Anxiety Attack vs. Heart Attack
Because chest pain and a pounding heart are central to both, many people experiencing an anxiety attack genuinely believe they’re having a heart attack. There are a few practical differences worth knowing.
- Type of chest pain: Anxiety attacks tend to produce sharp or stabbing chest pain. Heart attacks feel more like pressure, squeezing, or a burning sensation.
- Where the pain spreads: During a heart attack, pain often radiates to the arm, jaw, or neck. With an anxiety attack, it usually stays in the chest.
- What triggered it: Heart attacks tend to follow physical exertion, like shoveling snow or climbing stairs. Anxiety attacks are linked to emotional stress or can come out of nowhere.
- How it resolves: Anxiety attack symptoms peak and then fade within an hour. Heart attack pain persists or comes in waves, getting better and worse but not fully going away.
One other clue: people who have nighttime anxiety attacks almost always have daytime attacks too. If you wake up with chest pain and have no history of anxiety attacks, that’s a stronger signal to treat it as a potential cardiac event.

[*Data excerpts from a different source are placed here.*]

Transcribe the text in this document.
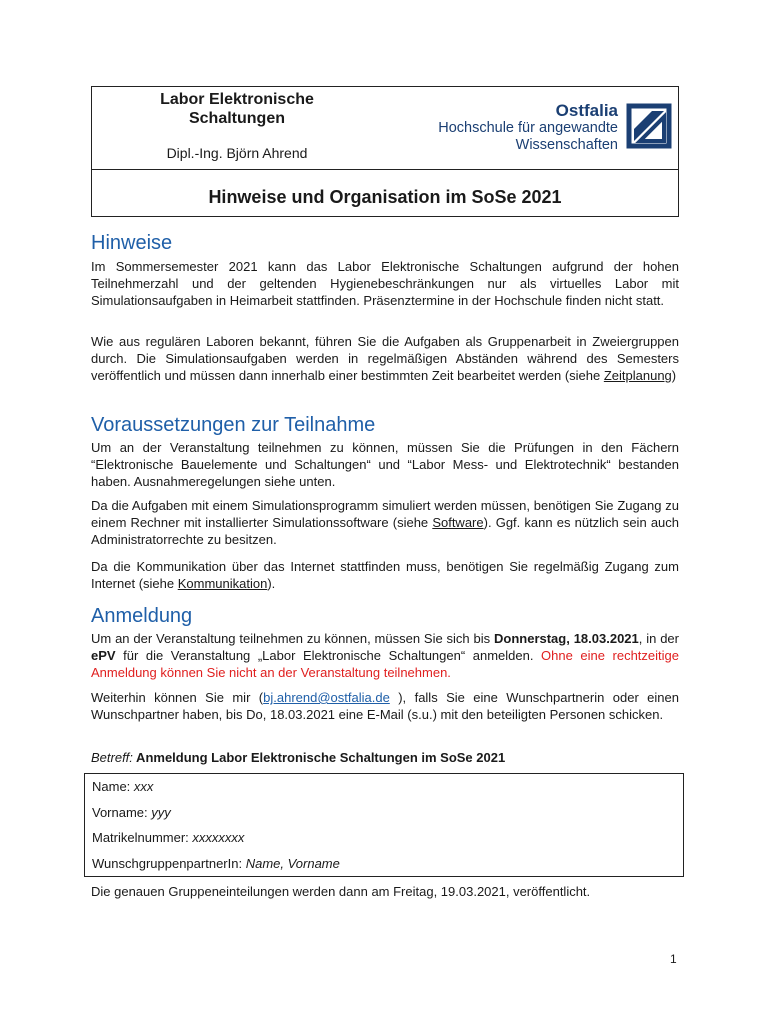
Labor Elektronische
Schaltungen
Dipl.-Ing. Björn Ahrend
Ostfalia
Hochschule für angewandte
Wissenschaften
Hinweise und Organisation im SoSe 2021
Hinweise

Im Sommersemester 2021 kann das Labor Elektronische Schaltungen aufgrund der hohen Teilnehmerzahl und der geltenden Hygienebeschränkungen nur als virtuelles Labor mit Simulationsaufgaben in Heimarbeit stattfinden. Präsenztermine in der Hochschule finden nicht statt.

Wie aus regulären Laboren bekannt, führen Sie die Aufgaben als Gruppenarbeit in Zweiergruppen durch. Die Simulationsaufgaben werden in regelmäßigen Abständen während des Semesters veröffentlich und müssen dann innerhalb einer bestimmten Zeit bearbeitet werden (siehe Zeitplanung)

Voraussetzungen zur Teilnahme

Um an der Veranstaltung teilnehmen zu können, müssen Sie die Prüfungen in den Fächern “Elektronische Bauelemente und Schaltungen“ und “Labor Mess- und Elektrotechnik“ bestanden haben. Ausnahmeregelungen siehe unten.

Da die Aufgaben mit einem Simulationsprogramm simuliert werden müssen, benötigen Sie Zugang zu einem Rechner mit installierter Simulationssoftware (siehe Software). Ggf. kann es nützlich sein auch Administratorrechte zu besitzen.

Da die Kommunikation über das Internet stattfinden muss, benötigen Sie regelmäßig Zugang zum Internet (siehe Kommunikation).

Anmeldung

Um an der Veranstaltung teilnehmen zu können, müssen Sie sich bis Donnerstag, 18.03.2021, in der ePV für die Veranstaltung „Labor Elektronische Schaltungen“ anmelden. Ohne eine rechtzeitige Anmeldung können Sie nicht an der Veranstaltung teilnehmen.

Weiterhin können Sie mir (bj.ahrend@ostfalia.de ), falls Sie eine Wunschpartnerin oder einen Wunschpartner haben, bis Do, 18.03.2021 eine E-Mail (s.u.) mit den beteiligten Personen schicken.

Betreff: Anmeldung Labor Elektronische Schaltungen im SoSe 2021

Name: xxx
Vorname: yyy
Matrikelnummer: xxxxxxxx
WunschgruppenpartnerIn: Name, Vorname

Die genauen Gruppeneinteilungen werden dann am Freitag, 19.03.2021, veröffentlicht.

1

What Helps During an Attack
Grounding techniques can interrupt the cycle of panic by pulling your attention out of your body and into the present moment. One widely used approach is the 5-4-3-2-1 technique: name five things you can see, four you can touch, three you can hear, two you can smell, and one you can taste. This works by giving your brain a concrete task that competes with the fear signals.
Controlled breathing is the other front-line tool. Box breathing (inhale for four counts, hold for four, exhale for four, hold for four) helps counteract hyperventilation and slows the adrenaline response. The 4-7-8 method, where you inhale for four counts, hold for seven, and exhale for eight, has a similar effect. Both techniques activate the parasympathetic nervous system, which is essentially the brakes on your fight-or-flight response.
Reminding yourself that the symptoms are temporary and not dangerous is also effective, even if it doesn’t feel convincing in the moment. The more you practice recognizing an attack for what it is, the less power the fear-of-the-symptoms cycle has over you. If attacks are happening repeatedly or are disrupting your daily life, that pattern has a name (panic disorder) and responds well to treatment.